La journée d’hier a été mouvementée sur le plan judiciaire, avec la poursuite de la grève des magistrats et la détermination du ministère de la Justice à « imposer » l’installation des nouveaux magistrats désignés lors du dernier mouvement opéré par la chancellerie et rejeté par le Syndicat national des magistrats (SNM).
C’est dans un climat de forte tension que le ministère de la Justice a procédé hier, à l’installation, des magistrats, au niveau des différentes juridictions à Alger. Outre l’impressionnant dispositif sécuritaire déployé devant les tribunaux de Sidi M’hamed, Bir Mourad Raïs, Chéraga et Hussein Dey, ou devaient se tenir ces installations, le tribunal administratif de Tipasa a déclaré la grève des magistrats, entamée depuis le 27 octobre dernier « Illégale ».
Bien que ces installations aient pu avoir lieu, il n’en demeure pas moins que le climat de tension a régné dans ces tribunaux. Les grévistes ont, quant eux, tenu, hier, un rassemblement à la Cour suprême, pour dénoncer la « violence » dont été victimes, la veille, leurs collègues à la Cour d’Oran.

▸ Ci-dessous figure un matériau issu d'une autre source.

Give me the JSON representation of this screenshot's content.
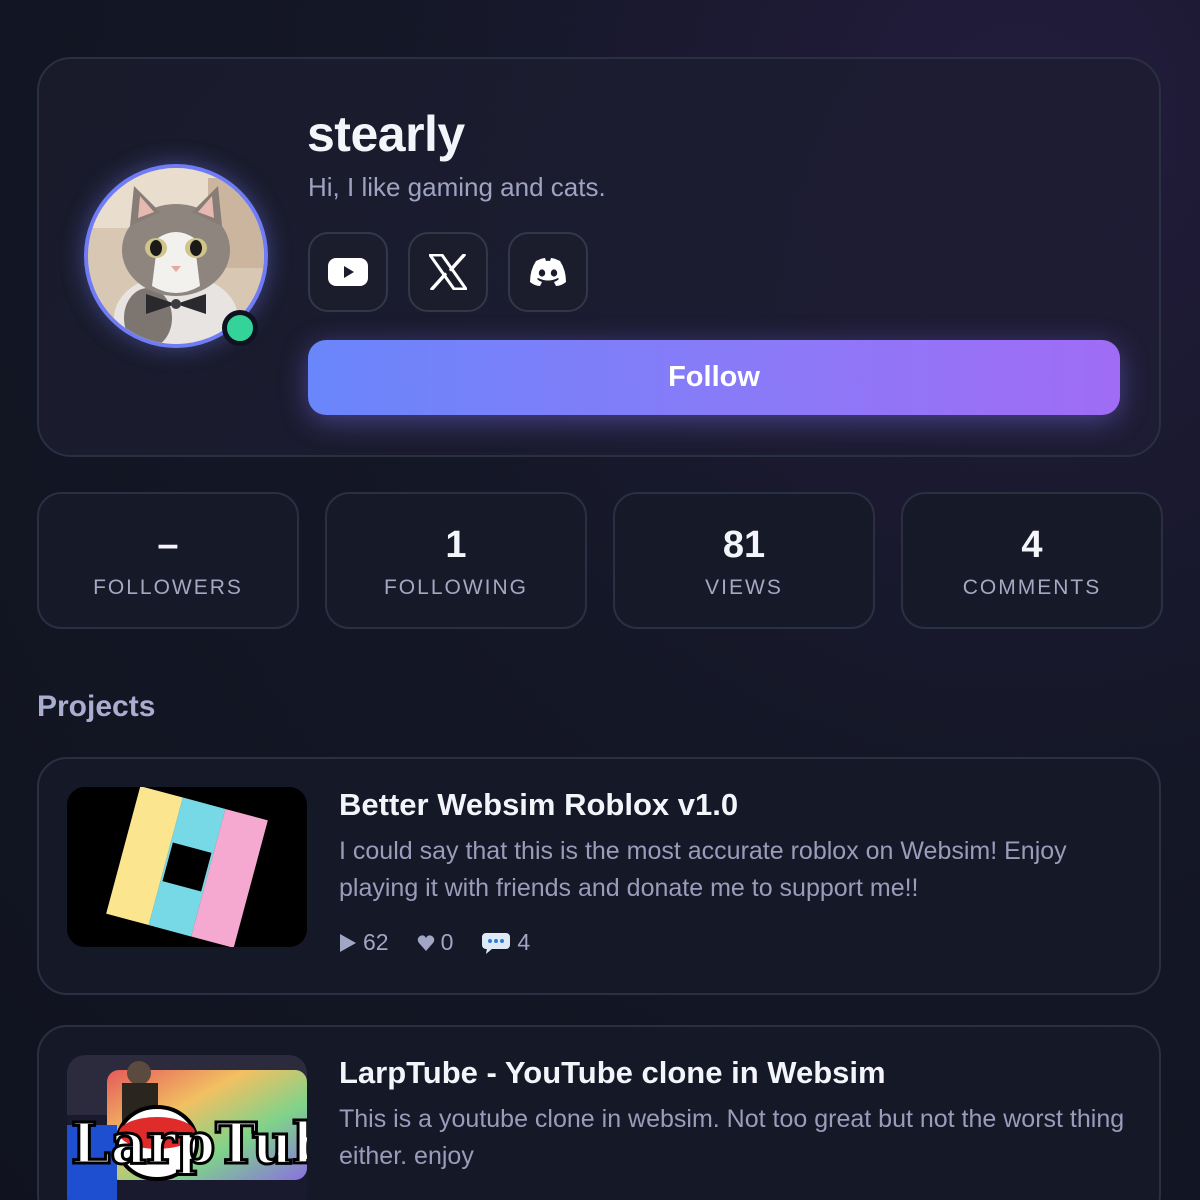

Dans sa version des faits, le ministère a précisé que l’incident au niveau d’Oran a été initié par les magistrats grévistes qui ont « tenté d’empêcher l’ouverture de la session criminelle ». Intervenant sur les ondes de la radio algérienne, le directeur général des affaires judiciaires et juridiques, Abdelhafid Djerir a précisé que « selon les premières informations collectées sur cet incident, démontrent que les magistrats grévistes ont tenté d’interdire à leurs collègues non-grévistes d’introduire l’audience pour prononcer le report de la session ». « Cela ne serait pas arrivé si les juges avaient la sagesse et la raison de ne pas se comporter de la sorte », a-t-il déclaré, avant de s’interroger : « De quel droit, le juge, empêche-t-il son collègue de participer à l’audience pour la reporter et se permet de l’insulter? ». De surcroît, le responsable a révélé que « le ministère avait reçu plusieurs plaintes de juges qui avaient déclaré avoir été insultés par leurs collègues simplement parce qu’ils avaient accepté le mouvement opéré dans le corps de magistrature et refusé de faire grève ».
L’incident à la Cour d’Oran n’a pas été sans conséquences sur le dialogue. En effet, le Syndicat national des magistrats (SNM) a dénoncé, dimanche soir, dans un communiqué cette répression, en la qualifiant de « graves atteintes à l’intégrité » des structures de justice et en contradiction avec le discours officiel prétendant le dialogue. Par conséquent, le SNM a annoncé la suspension de toute médiation ou dialogue visant à dégager des solutions à la crise et que cela ne reprendra qu’après la démission de l’actuel ministre de la Justice, Belkacem Zeghmati. Faisant, désormais, de cette revendication un préalable incontournable à toutes négociations futures, le Syndicat a précisé que ces « graves dépassements », qui ont choqué les magistrats et l’opinion publique, « interviennent au moment où le SNM répond à toutes les invitations au dialogue en vue du règlement de la crise ».
« Cela n’aura comme conséquence que le « pourrissement » de la situation et le SNM dégage toute responsabilité quant à d’éventuels dérapages qui découleraient de la réaction des magistrats », lit-on dans le même document. Par ailleurs, des membres du Conseil supérieur de la magistrature (CSM) ont dénoncé la répression dont ont été victimes des magistrats à la Cour de justice d’Oran et réclament l’ouverture d’une enquête pour situer les responsabilités et prendre les sanctions à l’encontre des auteurs. Dans tous les cas de figures, la neuvième journée de débrayage de cette corporation a été, comme il fallait s’y attendre, « tendue », surtout que les signes d’un dénouement se dissipent davantage.